Episode 61 of the Brain Science Podcast features the Chief Science Officer (Allen Jones) of the Allen Institute for Brain Research.

The brain is really all about those functional divisions, and it’s very important to understand how those functional divisions relate to the underlying biochemistry of those places. The underlying biochemistry of those places is driven by the genes that are turned on in them.The institute is currently doing for the human brain what it did for the mouse brain. But, of course, to map the human brain, you need human tissue; and to get human tissue, you need dead humans.

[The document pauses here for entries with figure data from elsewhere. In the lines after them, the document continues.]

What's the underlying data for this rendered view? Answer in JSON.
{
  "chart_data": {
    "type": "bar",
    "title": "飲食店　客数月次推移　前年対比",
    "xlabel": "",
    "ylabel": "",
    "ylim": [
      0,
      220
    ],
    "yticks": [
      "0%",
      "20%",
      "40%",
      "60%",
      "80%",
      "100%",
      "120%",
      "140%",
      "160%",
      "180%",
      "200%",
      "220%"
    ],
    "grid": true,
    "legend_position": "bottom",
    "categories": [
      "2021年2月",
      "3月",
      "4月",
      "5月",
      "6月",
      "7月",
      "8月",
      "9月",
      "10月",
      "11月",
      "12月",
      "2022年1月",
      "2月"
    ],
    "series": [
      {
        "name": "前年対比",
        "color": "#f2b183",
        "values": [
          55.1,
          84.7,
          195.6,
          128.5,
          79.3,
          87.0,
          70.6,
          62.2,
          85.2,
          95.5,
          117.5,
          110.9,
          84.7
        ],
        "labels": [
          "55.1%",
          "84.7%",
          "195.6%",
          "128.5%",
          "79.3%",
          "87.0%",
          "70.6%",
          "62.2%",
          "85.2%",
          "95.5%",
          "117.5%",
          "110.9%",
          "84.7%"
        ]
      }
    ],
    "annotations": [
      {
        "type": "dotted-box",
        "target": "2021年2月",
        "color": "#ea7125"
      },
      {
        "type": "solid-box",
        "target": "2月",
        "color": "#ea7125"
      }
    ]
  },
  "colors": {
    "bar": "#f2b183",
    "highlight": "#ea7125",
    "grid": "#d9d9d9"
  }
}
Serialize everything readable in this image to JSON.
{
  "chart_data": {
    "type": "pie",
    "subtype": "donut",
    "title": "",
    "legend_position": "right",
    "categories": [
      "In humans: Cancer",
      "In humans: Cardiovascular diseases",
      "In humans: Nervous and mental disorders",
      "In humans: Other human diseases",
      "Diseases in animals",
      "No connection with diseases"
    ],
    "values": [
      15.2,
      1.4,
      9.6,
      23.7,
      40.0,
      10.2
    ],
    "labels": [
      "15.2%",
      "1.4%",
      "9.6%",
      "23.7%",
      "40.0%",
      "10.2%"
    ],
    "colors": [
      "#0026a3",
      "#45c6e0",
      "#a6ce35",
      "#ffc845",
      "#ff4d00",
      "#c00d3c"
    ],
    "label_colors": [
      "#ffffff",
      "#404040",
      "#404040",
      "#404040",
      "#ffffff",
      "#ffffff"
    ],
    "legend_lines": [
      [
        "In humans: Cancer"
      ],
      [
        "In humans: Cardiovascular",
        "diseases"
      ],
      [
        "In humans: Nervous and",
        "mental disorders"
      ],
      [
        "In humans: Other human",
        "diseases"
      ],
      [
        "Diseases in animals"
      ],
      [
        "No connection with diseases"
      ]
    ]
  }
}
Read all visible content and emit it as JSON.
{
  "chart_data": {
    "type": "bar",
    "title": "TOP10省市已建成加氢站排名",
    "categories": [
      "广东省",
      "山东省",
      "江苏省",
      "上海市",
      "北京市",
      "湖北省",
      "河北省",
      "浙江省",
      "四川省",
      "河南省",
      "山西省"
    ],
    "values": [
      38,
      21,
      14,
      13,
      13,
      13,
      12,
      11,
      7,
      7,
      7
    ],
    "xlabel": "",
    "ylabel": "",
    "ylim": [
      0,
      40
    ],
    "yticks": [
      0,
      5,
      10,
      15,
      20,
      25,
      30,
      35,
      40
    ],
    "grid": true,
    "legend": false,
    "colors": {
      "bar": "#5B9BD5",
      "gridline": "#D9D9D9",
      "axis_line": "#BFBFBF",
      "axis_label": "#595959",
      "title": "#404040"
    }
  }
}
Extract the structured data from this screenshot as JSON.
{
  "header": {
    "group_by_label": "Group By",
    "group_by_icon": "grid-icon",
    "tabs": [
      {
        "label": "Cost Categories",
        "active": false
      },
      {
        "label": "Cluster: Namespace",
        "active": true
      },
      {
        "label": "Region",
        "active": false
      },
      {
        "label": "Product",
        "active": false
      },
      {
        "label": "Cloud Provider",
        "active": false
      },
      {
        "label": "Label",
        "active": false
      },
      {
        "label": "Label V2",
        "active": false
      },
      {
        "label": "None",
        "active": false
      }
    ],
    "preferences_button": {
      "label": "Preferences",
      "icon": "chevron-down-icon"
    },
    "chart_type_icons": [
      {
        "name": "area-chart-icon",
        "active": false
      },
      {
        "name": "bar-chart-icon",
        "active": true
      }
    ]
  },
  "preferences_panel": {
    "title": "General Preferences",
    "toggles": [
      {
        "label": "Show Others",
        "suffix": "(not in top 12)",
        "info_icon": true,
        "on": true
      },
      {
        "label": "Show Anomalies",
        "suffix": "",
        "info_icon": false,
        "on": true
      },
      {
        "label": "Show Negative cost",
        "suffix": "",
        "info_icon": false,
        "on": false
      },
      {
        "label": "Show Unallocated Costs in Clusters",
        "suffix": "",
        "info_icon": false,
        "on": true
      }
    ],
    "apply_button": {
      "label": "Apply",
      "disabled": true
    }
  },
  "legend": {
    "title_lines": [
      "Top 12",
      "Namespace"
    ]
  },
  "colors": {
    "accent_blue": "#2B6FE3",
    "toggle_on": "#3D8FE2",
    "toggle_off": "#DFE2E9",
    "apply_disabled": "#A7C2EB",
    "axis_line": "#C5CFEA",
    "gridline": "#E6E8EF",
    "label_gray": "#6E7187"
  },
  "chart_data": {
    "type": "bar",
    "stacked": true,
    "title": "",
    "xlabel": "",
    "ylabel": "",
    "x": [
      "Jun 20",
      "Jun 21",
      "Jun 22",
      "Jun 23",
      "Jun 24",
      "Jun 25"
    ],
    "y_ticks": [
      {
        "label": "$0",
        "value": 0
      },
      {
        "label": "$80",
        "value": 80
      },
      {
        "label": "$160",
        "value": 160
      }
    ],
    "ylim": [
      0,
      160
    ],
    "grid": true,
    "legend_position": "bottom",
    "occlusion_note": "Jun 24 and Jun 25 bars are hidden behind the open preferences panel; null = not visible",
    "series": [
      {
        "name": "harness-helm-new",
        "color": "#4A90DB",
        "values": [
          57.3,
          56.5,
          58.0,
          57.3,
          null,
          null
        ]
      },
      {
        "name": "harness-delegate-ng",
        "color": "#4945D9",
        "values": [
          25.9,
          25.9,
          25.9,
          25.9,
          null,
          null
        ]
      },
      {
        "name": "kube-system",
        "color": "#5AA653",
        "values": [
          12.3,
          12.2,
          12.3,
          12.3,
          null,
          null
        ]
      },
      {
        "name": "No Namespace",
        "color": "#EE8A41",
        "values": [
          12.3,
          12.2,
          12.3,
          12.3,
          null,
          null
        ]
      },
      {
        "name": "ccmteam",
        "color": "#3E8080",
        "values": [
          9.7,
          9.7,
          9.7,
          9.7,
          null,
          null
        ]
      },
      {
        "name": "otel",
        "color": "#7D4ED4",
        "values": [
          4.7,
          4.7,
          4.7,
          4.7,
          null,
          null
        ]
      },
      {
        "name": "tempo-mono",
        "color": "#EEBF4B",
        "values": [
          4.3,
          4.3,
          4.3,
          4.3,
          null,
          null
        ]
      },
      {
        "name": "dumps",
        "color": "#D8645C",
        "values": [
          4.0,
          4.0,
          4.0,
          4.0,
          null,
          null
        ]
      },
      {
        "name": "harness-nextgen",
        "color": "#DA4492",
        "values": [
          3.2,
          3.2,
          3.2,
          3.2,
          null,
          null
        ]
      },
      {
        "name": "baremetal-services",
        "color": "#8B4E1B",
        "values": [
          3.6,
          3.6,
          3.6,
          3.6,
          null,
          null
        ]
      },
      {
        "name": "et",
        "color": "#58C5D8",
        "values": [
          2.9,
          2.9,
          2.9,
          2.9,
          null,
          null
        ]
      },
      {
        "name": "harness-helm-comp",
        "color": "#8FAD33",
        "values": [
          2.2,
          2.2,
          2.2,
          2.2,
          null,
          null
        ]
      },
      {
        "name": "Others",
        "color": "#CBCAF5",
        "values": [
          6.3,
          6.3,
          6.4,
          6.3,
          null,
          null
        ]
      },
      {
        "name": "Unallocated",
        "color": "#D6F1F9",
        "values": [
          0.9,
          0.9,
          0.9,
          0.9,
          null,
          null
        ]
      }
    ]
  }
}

No guessing is required to know why my favorite section of the generally excellent interview concerns this aspect of the institute's research—obtaining the brains of dead humans:
I would say that every aspect poses its own unique challenge in scaling to the human brain. Right out of the gate it’s just getting human brain tissue. Obviously human brain tissue is coming to us postmortem, and the postmortem tissue—especially from what we’re gunning for, which is normal human brain tissue from people that are between the ages of 20 and 60—those are typically coming from accidental death of some sort. So, there’s a lot of logistics that have to happen to make sure that you can get high-quality human The longer that a brain is sitting there after death and before we’re actually able to obtain the tissue and freeze it down, you have issues where the tissue is starting to degrade, and the RNAs that we would like to measure—which are telling us at what level a gene is turned on—are starting to degrade. So, there are important things that relate to that.
And what is a normal brain? Meaning, what is not a bad brain?
[One that has] no history of psychiatric disease. You certainly don’t want [one with] a history of drug abuse or a history of alcoholism. So, there are a number of things that we’re screening for up front that we want to avoid.A good dead brain must be very hard to come by.